Читать книгу Tamed By a Bear - Priscilla Stuckey - Страница 21
Оглавление15
Bear talked a lot about being open. He urged me to cultivate a simple, open frame of mind at all times. “Simplicity,” he said one morning, “looks like a humble station from the point of view of the noisier parts of the world.”
Just the night before I’d done a radio show in which the interviewer was forever taking off into Big Stories and Universal Truths. I’d felt like a herd dog trying to bring the attention back to something simple and nourishing—like Bodhi nudging me patiently, over and over, toward the kitchen, where an empty soup pot is cooling on the counter so he can lick it clean.
“There are places and times,” Bear said, “when what is simple and open is regarded as too simple—and thus foolish. In those places and times, it’s better to be foolish.” Bear added, “Don’t be afraid to come back to what is simple and open because that’s where the voice of spirit, the heart, the Great Heart—whatever you want to call the bigger voice—is found. It is heard as a very still, small voice. That’s a good test of authenticity. Not bombastic, not certain, in that mental way of being certain. Not flying high. But calm and simple.”
Being open at the start of a Journey, I was discovering, allowed the Journey to unfold in the clearest possible way. Any strong emotion I was feeling got in the way of a conversation with Bear, shutting down the easy flow of communion. Irritability, discontent, dissatisfaction with life, dreading things to come—each of them obscured the Helper’s presence. On days that I felt them, my sense of Bear would fade and a sense of vacancy would follow.

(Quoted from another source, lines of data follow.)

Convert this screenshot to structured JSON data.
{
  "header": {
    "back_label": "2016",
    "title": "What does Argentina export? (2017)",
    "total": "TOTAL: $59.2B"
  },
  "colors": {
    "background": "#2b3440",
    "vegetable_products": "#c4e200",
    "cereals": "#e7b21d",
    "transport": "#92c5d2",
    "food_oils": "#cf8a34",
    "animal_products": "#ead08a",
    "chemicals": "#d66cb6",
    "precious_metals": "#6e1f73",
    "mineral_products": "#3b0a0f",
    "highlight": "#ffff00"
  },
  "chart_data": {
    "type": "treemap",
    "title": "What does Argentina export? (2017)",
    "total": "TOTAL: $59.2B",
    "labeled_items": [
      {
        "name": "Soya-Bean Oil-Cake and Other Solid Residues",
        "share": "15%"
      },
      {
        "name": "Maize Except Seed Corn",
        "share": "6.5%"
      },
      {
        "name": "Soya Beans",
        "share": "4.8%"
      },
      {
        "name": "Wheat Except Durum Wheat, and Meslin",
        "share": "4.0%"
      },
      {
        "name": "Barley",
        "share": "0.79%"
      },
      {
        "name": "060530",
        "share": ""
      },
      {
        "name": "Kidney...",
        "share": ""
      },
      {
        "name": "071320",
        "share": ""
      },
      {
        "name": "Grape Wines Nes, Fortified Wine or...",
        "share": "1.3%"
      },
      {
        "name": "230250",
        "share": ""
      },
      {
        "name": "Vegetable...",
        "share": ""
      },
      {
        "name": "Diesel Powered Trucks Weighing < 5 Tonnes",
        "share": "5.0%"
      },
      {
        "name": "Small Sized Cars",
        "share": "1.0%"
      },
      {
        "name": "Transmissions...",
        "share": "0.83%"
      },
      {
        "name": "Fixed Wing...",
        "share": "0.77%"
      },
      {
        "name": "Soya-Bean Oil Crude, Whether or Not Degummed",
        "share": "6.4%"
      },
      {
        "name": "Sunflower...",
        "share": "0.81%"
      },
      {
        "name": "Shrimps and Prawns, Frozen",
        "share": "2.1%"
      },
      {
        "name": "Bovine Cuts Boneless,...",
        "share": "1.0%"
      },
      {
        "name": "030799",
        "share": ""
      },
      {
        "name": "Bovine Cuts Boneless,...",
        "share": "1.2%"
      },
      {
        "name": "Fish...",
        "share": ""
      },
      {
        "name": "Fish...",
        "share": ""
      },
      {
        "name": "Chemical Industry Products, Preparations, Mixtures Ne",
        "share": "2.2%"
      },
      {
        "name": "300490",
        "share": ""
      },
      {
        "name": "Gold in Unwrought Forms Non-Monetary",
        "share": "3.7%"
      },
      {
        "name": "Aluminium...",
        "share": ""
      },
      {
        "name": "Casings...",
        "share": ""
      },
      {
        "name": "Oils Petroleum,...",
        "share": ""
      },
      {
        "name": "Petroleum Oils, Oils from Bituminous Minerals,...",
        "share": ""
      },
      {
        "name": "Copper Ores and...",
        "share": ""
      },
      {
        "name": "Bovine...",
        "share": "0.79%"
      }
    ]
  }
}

But just as unhelpful were overexcitement, eagerness, a feeling of “this is so cool!—I’ve gotta do it!” Strong pleasant emotions would equally get in the way of hearing the Helper. Bear suggested they “can sound very good but again take one further away from that small quiet point of openness.” If I wanted to hear from a source wiser than me, I simply had to let go of how I wanted things to be. I had to be just as willing to hear Bear recommend the opposite of what I wanted as I was to having him agree with me. I had to approach a neutral frame of mind.
For me this was not easy. Not in the least. Bear wouldn’t have needed to talk to me about things that were easy.

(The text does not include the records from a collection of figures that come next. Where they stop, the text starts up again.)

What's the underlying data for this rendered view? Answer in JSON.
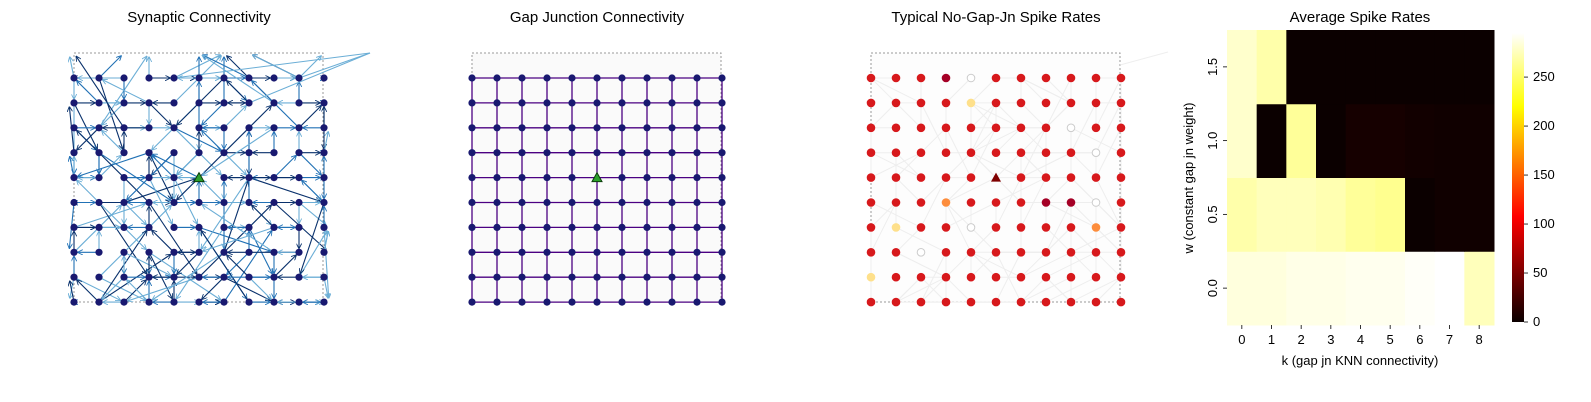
{
  "panels": [
    {
      "id": "synaptic",
      "title": "Synaptic Connectivity"
    },
    {
      "id": "gap",
      "title": "Gap Junction Connectivity"
    },
    {
      "id": "nogap",
      "title": "Typical No-Gap-Jn Spike Rates"
    },
    {
      "id": "heatmap",
      "title": "Average Spike Rates"
    }
  ],
  "colors": {
    "node": "#191970",
    "synaptic_edge_dark": "#08306b",
    "synaptic_edge_light": "#6baed6",
    "gap_edge": "#4b0082",
    "marker_triangle": "#2ca02c",
    "frame": "#999999"
  },
  "grid": {
    "rows": 10,
    "cols": 11
  },
  "chart_data": [
    {
      "type": "scatter",
      "title": "Synaptic Connectivity",
      "description_note": "",
      "grid_size": [
        11,
        10
      ],
      "highlight_node": {
        "col": 5,
        "row": 5,
        "marker": "triangle"
      }
    },
    {
      "type": "scatter",
      "title": "Gap Junction Connectivity",
      "grid_size": [
        11,
        10
      ],
      "highlight_node": {
        "col": 5,
        "row": 5,
        "marker": "triangle"
      }
    },
    {
      "type": "scatter",
      "title": "Typical No-Gap-Jn Spike Rates",
      "grid_size": [
        11,
        10
      ],
      "highlight_node": {
        "col": 5,
        "row": 5,
        "marker": "triangle"
      },
      "rates_top_to_bottom": [
        [
          200,
          230,
          240,
          250,
          0,
          230,
          230,
          230,
          240,
          230
        ],
        [
          230,
          230,
          230,
          230,
          60,
          230,
          230,
          230,
          230,
          230
        ],
        [
          230,
          230,
          230,
          230,
          230,
          230,
          230,
          230,
          0,
          230
        ],
        [
          230,
          230,
          230,
          230,
          230,
          230,
          230,
          230,
          230,
          0
        ],
        [
          230,
          230,
          230,
          230,
          230,
          270,
          230,
          230,
          230,
          230
        ],
        [
          230,
          230,
          230,
          190,
          230,
          230,
          230,
          250,
          250,
          0
        ],
        [
          230,
          60,
          230,
          230,
          0,
          230,
          230,
          230,
          230,
          100
        ],
        [
          230,
          230,
          0,
          230,
          230,
          230,
          230,
          230,
          230,
          230
        ],
        [
          30,
          230,
          230,
          230,
          230,
          230,
          230,
          230,
          230,
          230
        ]
      ]
    },
    {
      "type": "heatmap",
      "title": "Average Spike Rates",
      "xlabel": "k (gap jn KNN connectivity)",
      "ylabel": "w (constant gap jn weight)",
      "x_ticks": [
        "0",
        "1",
        "2",
        "3",
        "4",
        "5",
        "6",
        "7",
        "8"
      ],
      "y_ticks": [
        "0.0",
        "0.5",
        "1.0",
        "1.5"
      ],
      "y_values": [
        0.0,
        0.5,
        1.0,
        1.5
      ],
      "values_by_row": [
        [
          285,
          285,
          288,
          288,
          290,
          290,
          293,
          295,
          275
        ],
        [
          270,
          275,
          275,
          272,
          265,
          262,
          0,
          2,
          2
        ],
        [
          280,
          0,
          265,
          0,
          5,
          5,
          3,
          2,
          2
        ],
        [
          280,
          270,
          0,
          0,
          0,
          0,
          0,
          0,
          0
        ]
      ],
      "colorbar": {
        "ticks": [
          0,
          50,
          100,
          150,
          200,
          250
        ],
        "range": [
          0,
          295
        ],
        "colormap": "hot"
      }
    }
  ]
}
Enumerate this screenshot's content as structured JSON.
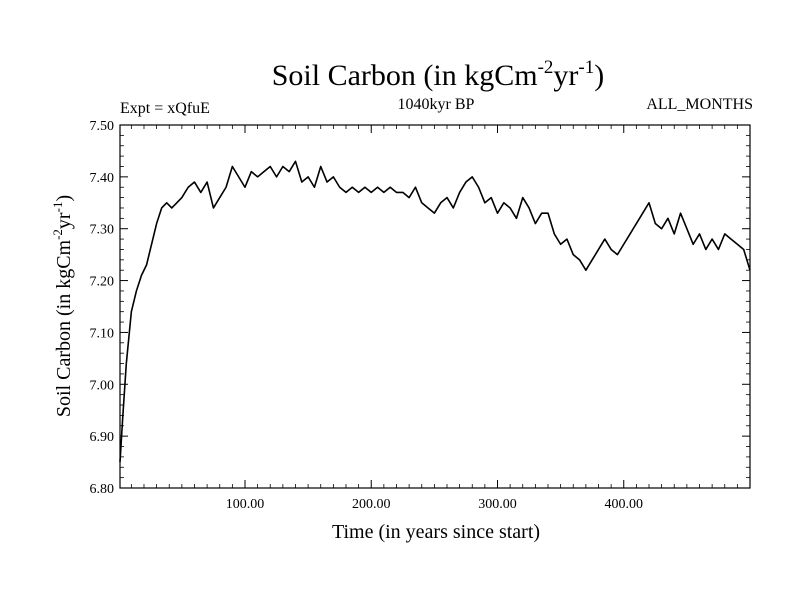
{
  "chart_data": {
    "type": "line",
    "title": {
      "main": "Soil Carbon (in kgCm",
      "sup1": "-2",
      "mid": "yr",
      "sup2": "-1",
      "end": ")"
    },
    "subtitle_left": "Expt = xQfuE",
    "subtitle_center": "1040kyr BP",
    "subtitle_right": "ALL_MONTHS",
    "xlabel": "Time (in years since start)",
    "ylabel": {
      "main": "Soil Carbon (in kgCm",
      "sup1": "-2",
      "mid": "yr",
      "sup2": "-1",
      "end": ")"
    },
    "xlim": [
      1,
      500
    ],
    "ylim": [
      6.8,
      7.5
    ],
    "xticks": [
      100,
      200,
      300,
      400
    ],
    "xtick_labels": [
      "100.00",
      "200.00",
      "300.00",
      "400.00"
    ],
    "yticks": [
      6.8,
      6.9,
      7.0,
      7.1,
      7.2,
      7.3,
      7.4,
      7.5
    ],
    "ytick_labels": [
      "6.80",
      "6.90",
      "7.00",
      "7.10",
      "7.20",
      "7.30",
      "7.40",
      "7.50"
    ],
    "grid": false,
    "series": [
      {
        "name": "Soil Carbon",
        "color": "#000000",
        "x": [
          1,
          3,
          6,
          10,
          14,
          18,
          22,
          26,
          30,
          34,
          38,
          42,
          46,
          50,
          55,
          60,
          65,
          70,
          75,
          80,
          85,
          90,
          95,
          100,
          105,
          110,
          115,
          120,
          125,
          130,
          135,
          140,
          145,
          150,
          155,
          160,
          165,
          170,
          175,
          180,
          185,
          190,
          195,
          200,
          205,
          210,
          215,
          220,
          225,
          230,
          235,
          240,
          245,
          250,
          255,
          260,
          265,
          270,
          275,
          280,
          285,
          290,
          295,
          300,
          305,
          310,
          315,
          320,
          325,
          330,
          335,
          340,
          345,
          350,
          355,
          360,
          365,
          370,
          375,
          380,
          385,
          390,
          395,
          400,
          405,
          410,
          415,
          420,
          425,
          430,
          435,
          440,
          445,
          450,
          455,
          460,
          465,
          470,
          475,
          480,
          485,
          490,
          495,
          500
        ],
        "y": [
          6.85,
          6.93,
          7.04,
          7.14,
          7.18,
          7.21,
          7.23,
          7.27,
          7.31,
          7.34,
          7.35,
          7.34,
          7.35,
          7.36,
          7.38,
          7.39,
          7.37,
          7.39,
          7.34,
          7.36,
          7.38,
          7.42,
          7.4,
          7.38,
          7.41,
          7.4,
          7.41,
          7.42,
          7.4,
          7.42,
          7.41,
          7.43,
          7.39,
          7.4,
          7.38,
          7.42,
          7.39,
          7.4,
          7.38,
          7.37,
          7.38,
          7.37,
          7.38,
          7.37,
          7.38,
          7.37,
          7.38,
          7.37,
          7.37,
          7.36,
          7.38,
          7.35,
          7.34,
          7.33,
          7.35,
          7.36,
          7.34,
          7.37,
          7.39,
          7.4,
          7.38,
          7.35,
          7.36,
          7.33,
          7.35,
          7.34,
          7.32,
          7.36,
          7.34,
          7.31,
          7.33,
          7.33,
          7.29,
          7.27,
          7.28,
          7.25,
          7.24,
          7.22,
          7.24,
          7.26,
          7.28,
          7.26,
          7.25,
          7.27,
          7.29,
          7.31,
          7.33,
          7.35,
          7.31,
          7.3,
          7.32,
          7.29,
          7.33,
          7.3,
          7.27,
          7.29,
          7.26,
          7.28,
          7.26,
          7.29,
          7.28,
          7.27,
          7.26,
          7.22
        ]
      }
    ]
  }
}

I began paying more attention to my unspoken wishes, trying to discern any leaning toward left or right. I prepared for a Journey with Bear by taking a step or two back from all fixed ways of thinking, back toward neutral. Only then would I be open enough to receive images or words that I didn’t expect. I was glad for some training in mindfulness—many hours spent observing thoughts, watching them come and go.
When, after bracketing my own wishes about how I wanted things to be, I actually sat down and consulted with Bear, I was often in for a surprise. Bear might place all the options in a bigger frame. Or Bear might show me something else entirely, for instance, a countryside scene with beautiful pastures, where he might invite me to open the gate I was standing behind and walk outside the fence so I could appreciate a more panoramic view.
“The neutral place is the loving place,” Bear said. “It’s a matter of just being willing.”
Could it be that life was really that simple?